Buon Ferragosto a chi passerà di qui.

sabato 14 agosto 2021

Ruggeri e il Green pass

Ci sono certe canzoni di Enrico Ruggeri che, a mio avviso, sono dei piccoli capolavori di musica e poesia. Penso ad esempio a Il mare d'inverno, Polvere, Quello che le donne non dicono, Il portiere di notte, Peter Pan, e ne potrei citare tante altre. Tendenzialmente, ho sempre collegato la creatività artistica all'intelligenza. Sono sempre stato convinto, cioè, che la capacità di creare arte, sia essa musica, poesia, pittura, cinema, letteratura, fosse indissolubilmente legata alla capacità di elaborare concetti sensati. La pandemia in corso ha avuto il merito (merito?) di farmi realizzare che, spesso, questo connubio non esiste, o comunque è tutt'altro che automatico: si possono scrivere canzoni bellissime e nel contempo dare l'impressione di elaborare concetti che non brillano per intelligenza. 

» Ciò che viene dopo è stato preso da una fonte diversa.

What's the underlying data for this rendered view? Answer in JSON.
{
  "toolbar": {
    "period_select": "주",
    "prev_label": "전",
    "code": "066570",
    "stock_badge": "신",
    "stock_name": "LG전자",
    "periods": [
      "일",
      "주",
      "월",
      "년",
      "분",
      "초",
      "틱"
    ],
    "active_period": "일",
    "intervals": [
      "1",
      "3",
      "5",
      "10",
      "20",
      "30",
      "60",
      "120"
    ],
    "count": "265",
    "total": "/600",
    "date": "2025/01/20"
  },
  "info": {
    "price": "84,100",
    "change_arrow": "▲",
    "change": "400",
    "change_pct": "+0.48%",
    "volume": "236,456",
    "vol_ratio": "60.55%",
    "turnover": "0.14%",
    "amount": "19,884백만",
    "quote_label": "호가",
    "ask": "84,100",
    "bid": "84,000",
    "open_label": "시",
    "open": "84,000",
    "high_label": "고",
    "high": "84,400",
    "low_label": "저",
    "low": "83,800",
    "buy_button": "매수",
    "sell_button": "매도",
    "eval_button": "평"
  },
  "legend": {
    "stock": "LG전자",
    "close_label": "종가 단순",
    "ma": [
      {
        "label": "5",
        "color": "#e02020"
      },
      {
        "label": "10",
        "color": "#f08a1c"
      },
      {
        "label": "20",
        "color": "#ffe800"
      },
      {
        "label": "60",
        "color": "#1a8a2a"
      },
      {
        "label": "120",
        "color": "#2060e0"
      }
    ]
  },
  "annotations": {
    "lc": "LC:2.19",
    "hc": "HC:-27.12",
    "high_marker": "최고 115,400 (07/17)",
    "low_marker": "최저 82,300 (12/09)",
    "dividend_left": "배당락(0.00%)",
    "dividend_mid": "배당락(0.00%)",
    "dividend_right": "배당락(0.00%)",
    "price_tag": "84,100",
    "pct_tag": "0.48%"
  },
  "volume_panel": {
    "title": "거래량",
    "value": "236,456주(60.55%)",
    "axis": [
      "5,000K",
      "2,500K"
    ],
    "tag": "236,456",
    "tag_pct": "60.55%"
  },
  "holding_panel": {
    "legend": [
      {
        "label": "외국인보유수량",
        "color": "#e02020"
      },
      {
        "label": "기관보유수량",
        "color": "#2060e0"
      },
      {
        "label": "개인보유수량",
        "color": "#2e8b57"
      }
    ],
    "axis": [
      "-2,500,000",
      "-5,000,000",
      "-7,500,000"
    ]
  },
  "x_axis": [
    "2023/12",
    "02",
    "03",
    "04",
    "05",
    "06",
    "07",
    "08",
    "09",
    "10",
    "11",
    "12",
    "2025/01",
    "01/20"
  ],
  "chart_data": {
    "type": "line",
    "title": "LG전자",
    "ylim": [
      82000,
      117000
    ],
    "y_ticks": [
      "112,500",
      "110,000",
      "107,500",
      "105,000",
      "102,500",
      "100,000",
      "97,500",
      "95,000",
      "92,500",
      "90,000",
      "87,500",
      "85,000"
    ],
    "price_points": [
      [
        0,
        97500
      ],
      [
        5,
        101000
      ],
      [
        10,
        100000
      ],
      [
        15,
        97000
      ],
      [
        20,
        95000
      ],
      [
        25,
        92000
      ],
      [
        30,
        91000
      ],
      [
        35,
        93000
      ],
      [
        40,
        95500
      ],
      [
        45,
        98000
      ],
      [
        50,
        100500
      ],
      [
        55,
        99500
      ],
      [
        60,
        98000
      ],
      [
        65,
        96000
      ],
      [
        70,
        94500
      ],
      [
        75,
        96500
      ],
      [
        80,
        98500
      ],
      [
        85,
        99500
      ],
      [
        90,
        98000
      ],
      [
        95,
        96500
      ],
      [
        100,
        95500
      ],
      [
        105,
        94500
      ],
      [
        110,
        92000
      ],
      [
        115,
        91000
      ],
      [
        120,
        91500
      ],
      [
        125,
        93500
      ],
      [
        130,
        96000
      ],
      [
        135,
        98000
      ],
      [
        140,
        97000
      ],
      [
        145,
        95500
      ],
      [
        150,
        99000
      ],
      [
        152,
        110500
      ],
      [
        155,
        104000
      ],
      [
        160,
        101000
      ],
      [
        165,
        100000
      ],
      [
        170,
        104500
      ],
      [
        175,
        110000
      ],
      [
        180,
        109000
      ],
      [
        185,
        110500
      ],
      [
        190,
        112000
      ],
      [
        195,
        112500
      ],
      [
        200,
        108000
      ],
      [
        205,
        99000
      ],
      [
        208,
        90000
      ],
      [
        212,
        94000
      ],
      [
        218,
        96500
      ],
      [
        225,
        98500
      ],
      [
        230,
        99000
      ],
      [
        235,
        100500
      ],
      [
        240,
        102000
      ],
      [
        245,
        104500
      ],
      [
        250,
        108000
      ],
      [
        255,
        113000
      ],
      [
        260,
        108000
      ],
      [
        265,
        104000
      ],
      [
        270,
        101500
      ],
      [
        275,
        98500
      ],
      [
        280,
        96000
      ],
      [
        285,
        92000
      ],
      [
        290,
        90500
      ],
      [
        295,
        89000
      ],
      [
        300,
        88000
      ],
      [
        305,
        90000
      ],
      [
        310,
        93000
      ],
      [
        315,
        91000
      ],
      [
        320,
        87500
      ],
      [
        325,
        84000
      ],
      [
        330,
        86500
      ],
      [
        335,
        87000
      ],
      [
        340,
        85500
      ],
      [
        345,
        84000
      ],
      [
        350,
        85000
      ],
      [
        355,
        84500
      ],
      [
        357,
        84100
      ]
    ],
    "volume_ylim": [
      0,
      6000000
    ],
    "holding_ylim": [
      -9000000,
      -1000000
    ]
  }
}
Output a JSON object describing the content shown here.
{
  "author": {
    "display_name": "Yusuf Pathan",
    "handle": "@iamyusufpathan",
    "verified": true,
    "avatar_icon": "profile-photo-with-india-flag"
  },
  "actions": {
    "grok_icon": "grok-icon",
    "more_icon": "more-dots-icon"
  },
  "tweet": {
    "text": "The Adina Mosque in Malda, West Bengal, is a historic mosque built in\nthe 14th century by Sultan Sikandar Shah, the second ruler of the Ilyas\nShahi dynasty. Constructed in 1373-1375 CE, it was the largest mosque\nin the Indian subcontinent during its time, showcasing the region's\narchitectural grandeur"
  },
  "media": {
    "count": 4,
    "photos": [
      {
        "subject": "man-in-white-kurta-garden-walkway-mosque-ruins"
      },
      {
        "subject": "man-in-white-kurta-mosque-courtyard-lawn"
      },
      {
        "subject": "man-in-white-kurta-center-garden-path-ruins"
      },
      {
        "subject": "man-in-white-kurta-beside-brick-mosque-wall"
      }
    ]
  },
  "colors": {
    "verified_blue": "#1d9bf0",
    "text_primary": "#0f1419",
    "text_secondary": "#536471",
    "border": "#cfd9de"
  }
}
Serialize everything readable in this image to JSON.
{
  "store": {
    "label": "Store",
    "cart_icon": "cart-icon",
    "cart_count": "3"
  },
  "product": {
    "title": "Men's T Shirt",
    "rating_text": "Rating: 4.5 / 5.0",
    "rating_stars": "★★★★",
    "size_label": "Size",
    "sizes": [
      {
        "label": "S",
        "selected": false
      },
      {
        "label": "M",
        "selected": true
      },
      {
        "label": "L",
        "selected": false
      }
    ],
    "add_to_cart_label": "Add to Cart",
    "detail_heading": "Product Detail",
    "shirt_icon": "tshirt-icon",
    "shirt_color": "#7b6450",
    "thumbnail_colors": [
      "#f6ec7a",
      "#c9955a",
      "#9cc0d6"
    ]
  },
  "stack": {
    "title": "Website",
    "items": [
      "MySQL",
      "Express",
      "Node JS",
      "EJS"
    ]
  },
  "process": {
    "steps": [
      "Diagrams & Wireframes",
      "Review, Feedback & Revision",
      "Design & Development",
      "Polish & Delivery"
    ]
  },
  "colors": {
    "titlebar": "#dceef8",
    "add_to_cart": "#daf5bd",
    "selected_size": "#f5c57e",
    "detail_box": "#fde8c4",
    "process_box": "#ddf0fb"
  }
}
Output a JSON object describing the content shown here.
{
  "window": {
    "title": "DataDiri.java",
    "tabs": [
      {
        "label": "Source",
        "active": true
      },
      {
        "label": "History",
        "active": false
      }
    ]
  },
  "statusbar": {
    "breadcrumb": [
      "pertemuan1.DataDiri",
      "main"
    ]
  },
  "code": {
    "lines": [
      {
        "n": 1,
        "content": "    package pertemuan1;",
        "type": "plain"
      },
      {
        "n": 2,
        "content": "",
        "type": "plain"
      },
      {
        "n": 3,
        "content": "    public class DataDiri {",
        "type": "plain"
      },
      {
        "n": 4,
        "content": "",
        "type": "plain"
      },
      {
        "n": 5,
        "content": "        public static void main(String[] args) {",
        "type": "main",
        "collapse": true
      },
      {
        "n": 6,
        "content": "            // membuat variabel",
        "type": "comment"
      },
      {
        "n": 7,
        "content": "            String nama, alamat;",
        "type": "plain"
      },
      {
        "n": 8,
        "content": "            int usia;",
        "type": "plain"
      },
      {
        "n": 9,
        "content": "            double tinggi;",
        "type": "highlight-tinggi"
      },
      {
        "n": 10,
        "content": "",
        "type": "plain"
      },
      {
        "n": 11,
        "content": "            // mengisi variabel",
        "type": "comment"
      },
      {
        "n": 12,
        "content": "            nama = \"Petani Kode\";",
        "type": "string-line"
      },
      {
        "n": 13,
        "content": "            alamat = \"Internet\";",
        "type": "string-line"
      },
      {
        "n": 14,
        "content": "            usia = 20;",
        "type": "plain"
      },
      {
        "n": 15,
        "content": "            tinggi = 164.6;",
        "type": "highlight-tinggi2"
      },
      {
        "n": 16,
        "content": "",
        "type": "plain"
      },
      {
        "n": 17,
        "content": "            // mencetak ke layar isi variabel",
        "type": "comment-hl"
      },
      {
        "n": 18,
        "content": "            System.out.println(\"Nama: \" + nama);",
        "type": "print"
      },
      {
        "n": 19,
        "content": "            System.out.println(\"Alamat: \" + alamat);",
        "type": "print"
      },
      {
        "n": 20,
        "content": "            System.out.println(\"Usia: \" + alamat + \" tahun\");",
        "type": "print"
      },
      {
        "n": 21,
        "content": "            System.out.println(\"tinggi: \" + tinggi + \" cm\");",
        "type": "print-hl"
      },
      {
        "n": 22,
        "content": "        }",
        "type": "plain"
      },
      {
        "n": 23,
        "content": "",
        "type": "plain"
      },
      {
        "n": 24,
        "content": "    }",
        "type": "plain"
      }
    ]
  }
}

Non mi riferisco in particolare all'iniziativa del cantautore che consente di evitare di esibire il Green pass a un suo concerto semplicemente facendo un tampone, che tra l'altro è paradossalmente uno dei requisiti per ottenerlo, quanto alla lunga serie di sue dichiarazioni precedenti che, in maniera più o meno velata, hanno nell'ultimo anno strizzato l'occhio a chi delira di dittatura sanitaria et similia. Un po' come un Salvini o una Meloni qualsiasi, per intenderci, con la differenza che questi ultimi non hanno mai concepito nulla che possa essere etichettato come arte (non che da loro ce lo si aspetti, intendiamoci). Insomma, Ruggeri mi si è abbastanza ridimensionato. Peccato.

venerdì 13 agosto 2021

Il rivoluzionario

Difficile scrivere qualcosa su Gino Strada senza cadere nella retorica un po' melensa degli osanna, ma d'altra parte è inevitabile che sia così, perché se c'è qualcuno che di osanna ne ha meritati davvero è stato lui. Mi piace pensare a lui come a un rivoluzionario. Non nel senso oggi fin troppo abusato del termine, ma nel suo senso più vero e primigenio, che indica chi ancora le rivoluzioni le fa. 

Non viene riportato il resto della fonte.